After many years of dealing almost exclusively in Internet-based services like search, Google Inc., according to sources, appears to be entering a new phase focused more on consumer electronics.
The Internet giant, based in Mountain View, Calif., is considering selling its own version of a wireless networking device for homes, according to two sources, and is reportedly in talks with giant retailer Wal-Mart Inc. to sell an inexpensive Google-branded personal computer.
Google already makes Google-branded hardware, mainly consisting of a line of search engines meant for businesses. Google-branded consumer devices, outside of promotional items like Lava lamps, are hard to find.
A quick trip through the Internet found just one Google-branded consumer electronic device: a PC memory stick with the Google logo, for sale in the United Kingdom.
But there's more to come, according to the rumor mill.
"Over time, Google could become more of a hardware company than anything else," Bear, Stearns & Co. Inc. analysts said in a note to clients in mid-December.
Google watchers said they expect more evidence later this week of this supposed new push off the personal computer and into living rooms.
Google is attending the gigantic International Consumer Electronics Show in Las Vegas, which is one of the largest consumer electronics shows anywhere.
Rumors abound as to what Google plans to do at CES, and what co-founder Larry Page will say during a keynote address scheduled for Friday.
One of the juicier possibilities, which some commentators say they've already confirmed, involves the introduction of a mesh networking device some have dubbed the "Google cube."
It's a version of a home networking device that wirelessly shuttles digital videos, pictures, music and other kinds of content from personal computers to various home electronics.
Bear Stearns said it thinks the cube's price tag may be heavily subsidized by Google, so as to bring it low enough to be widely affordable.
Google, a PC maker? According to the Los Angeles Times, in a report Google has partly denied, the company has been in talks with Wal-Mart and other major retailers about selling an inexpensive personal computer.
A Google spokesperson, reached Tuesday, denied that the company had plans to sell a Google-branded personal computer.
"We have many PC partners who serve their markets exceedingly well and we see no need to enter that market; we would rather partner with great companies," a Google spokesperson wrote in an e-mail.
But it's hard to square Google's denial with its participation, announced in October, along with chip maker Advanced Micro Devices Inc., Linux operating system specialist Red Hat Inc. and other tech luminaries, in the drive to create and sell a $100 PC to the developing world.
Production of the PC, which also features a manual crank for generating battery power, is due in late 2006. The companies participating say they intend to build 100 million to 200 million units by 2008.
A Google cell phone is also within the realm of possibility.
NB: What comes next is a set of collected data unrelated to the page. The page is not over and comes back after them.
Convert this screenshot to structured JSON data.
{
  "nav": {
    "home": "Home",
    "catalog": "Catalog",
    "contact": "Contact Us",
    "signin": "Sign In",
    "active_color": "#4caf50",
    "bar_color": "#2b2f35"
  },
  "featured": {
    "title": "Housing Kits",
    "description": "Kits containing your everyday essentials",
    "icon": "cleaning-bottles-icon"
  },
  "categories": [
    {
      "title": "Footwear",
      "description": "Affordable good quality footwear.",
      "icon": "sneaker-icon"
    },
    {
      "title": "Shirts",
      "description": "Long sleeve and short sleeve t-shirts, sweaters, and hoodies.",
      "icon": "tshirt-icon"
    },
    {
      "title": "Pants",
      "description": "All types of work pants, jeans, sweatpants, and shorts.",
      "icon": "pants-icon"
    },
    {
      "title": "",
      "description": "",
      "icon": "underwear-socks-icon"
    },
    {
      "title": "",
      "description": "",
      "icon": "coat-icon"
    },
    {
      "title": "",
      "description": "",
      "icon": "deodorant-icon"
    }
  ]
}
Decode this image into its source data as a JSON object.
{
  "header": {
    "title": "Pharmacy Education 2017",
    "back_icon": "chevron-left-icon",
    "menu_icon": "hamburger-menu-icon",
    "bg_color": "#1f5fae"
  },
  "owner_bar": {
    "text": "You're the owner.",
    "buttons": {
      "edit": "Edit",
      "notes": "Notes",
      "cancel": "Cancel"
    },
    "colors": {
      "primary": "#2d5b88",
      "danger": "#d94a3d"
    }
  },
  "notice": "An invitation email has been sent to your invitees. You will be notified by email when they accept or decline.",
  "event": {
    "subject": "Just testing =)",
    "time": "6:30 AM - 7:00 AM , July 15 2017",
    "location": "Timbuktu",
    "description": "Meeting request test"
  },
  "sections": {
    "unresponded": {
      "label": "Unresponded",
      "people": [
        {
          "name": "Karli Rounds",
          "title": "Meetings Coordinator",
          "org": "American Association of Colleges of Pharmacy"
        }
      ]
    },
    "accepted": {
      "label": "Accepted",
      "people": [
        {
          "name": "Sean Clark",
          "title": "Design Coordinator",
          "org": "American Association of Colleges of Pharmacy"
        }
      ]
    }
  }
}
Google was recently tapped to be the default search engine for a Web browser from Opera Software that's meant for use on cell phones and is due out this month.
It's a short hop from there to a "Google Phone" that comes fully loaded with cell phone versions of Google's services. If ESPN, the sports cable channel, can sell an ESPN phone, why not a Google phone?
Predominantly software-based companies that arguably approach Google's size have tried to make the leap to the hardware world, with mixed results.
One such is Internet company Yahoo Inc.; A cell phone that comes with many Yahoo features for the wireless device has failed to spark much interest.
But should the apparent new strategy prove successful, Google could become even more of a threat to Microsoft Corp. than it is already.
Save for creating its own operating system, Google has managed to all but match Microsoft's Internet offerings, feature for feature.
By moving into consumer electronics, Google would push beyond Microsoft in the hardware arena.
Microsoft has traditionally limited its own hardware devices to relatively few items, including its popular Xbox gaming system. It has done some experimental research in the mesh networking arena, but that has been the limit so far.
"At a minimum, [people] should take away from this that Google is not just a software/programming company any more," Bear Stearns recently advised its investor clientele.